“Well, Randy, I see just what you mean. It is bright and glad and sunny to-day, and as to my looking glad, I think I ought to. I’ve got your mother, and Prue, and you, Randy, and I’ve got something more to be thankful for—something to be thankful to you for.”
“Thankful to me!” gasped Randy, in amazement.
“Yes, Randy, yes. I got a letter last night. Ye know I went down to the centre after supper, and I didn’t get home ’til after you and Prue was in bed. Well, I wasn’t expecting to hear from anybody, special, and I never opened the letter ’til I’d put the cat out and fastened up. Then I thought of the letter and sat down at the table to read it. Yer mother was puttin’ the last stitches into a stockin’ she was mendin’ when I came to a place in the letter that made me hop. Mother came, and looking over my shoulder read the line I put my finger on.
“Randy, do ye remember that day last summer when ye listened at the roadside to what Jason Meade was sayin’ ’bout makin’ me sell my pasture land to him? Do yer rec’lect how ye run ’til ye was ’bout beat out to reach me ’fore he could, and how ye begged me not to sell?”
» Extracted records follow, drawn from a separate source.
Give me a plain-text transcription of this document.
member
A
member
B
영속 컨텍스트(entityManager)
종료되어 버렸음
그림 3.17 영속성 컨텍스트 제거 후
“Why, yes,” said Randy; then in sudden fear, “he didn’t make you, did he, father?”
The girl’s wide open eyes looked anxiously up into his face as she grasped his arm and waited for an answer.
“Make me! Well, I guess not! Randy, that letter was from the big railroad company, and, val’ble as I thought the land would be, they’ve offered me more’n I ever dreamed of. I shan’t be what city folks would call wealthy, but I’ll be ’stonishin’ well off. Your mother and I will be able to take things a little easier; and, Randy, you shall have all the schoolin’ ye want, and so shall little Prue. I’d ’bout made up my mind to let Meade have that land, he seemed to have set his mind on it; and I b’lieve I should have let him have it, ef you had gone on ter Mis’ Gray’s and stopped to tea with Miss Dayton, as you intended. But for you my land would have been in Jason Meade’s hands, and I might ’a’ whistled fer it. You gave up your pleasure to do the right thing at the right time; as I said that day, I’ve got a daughter to be thankful for.”
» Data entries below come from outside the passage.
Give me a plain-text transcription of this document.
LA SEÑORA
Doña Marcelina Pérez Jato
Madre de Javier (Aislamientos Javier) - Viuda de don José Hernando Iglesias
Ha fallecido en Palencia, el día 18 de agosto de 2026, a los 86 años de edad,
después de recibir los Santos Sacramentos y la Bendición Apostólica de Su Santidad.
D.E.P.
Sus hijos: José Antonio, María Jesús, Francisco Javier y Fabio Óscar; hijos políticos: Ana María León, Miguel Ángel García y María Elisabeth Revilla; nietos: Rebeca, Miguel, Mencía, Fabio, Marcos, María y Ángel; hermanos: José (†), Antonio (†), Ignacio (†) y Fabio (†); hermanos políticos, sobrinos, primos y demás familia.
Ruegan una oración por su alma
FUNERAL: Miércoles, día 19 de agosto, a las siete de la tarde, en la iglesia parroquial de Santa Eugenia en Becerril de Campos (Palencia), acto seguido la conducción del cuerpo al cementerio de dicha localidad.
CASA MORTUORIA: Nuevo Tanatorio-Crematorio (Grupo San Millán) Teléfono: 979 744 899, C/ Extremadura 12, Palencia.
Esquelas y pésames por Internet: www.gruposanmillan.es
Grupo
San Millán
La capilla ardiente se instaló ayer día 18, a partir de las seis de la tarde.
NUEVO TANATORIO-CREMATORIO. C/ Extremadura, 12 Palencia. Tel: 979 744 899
“Oh, father,” said Randy, “it seemed a little thing to do, but I was so anxious to reach you in time that I forgot everything else, even Miss Dayton and the tea at Mrs. Gray’s.”
“Well, ye did yer duty, Randy, even when ye feared the men would find ye listening and be angry. Always be brave to do right, as ye did that time, and ye’ll make a fine woman.”
Small wonder that Randy remembered that morning’s ride! The bright sunlight of her father’s commendation seemed to outshine nature’s sunshine. The thought that she had been instrumental in bringing good fortune to her parents, who had toiled early and late, filled Randy’s heart with a gladness which she would have found difficult to describe.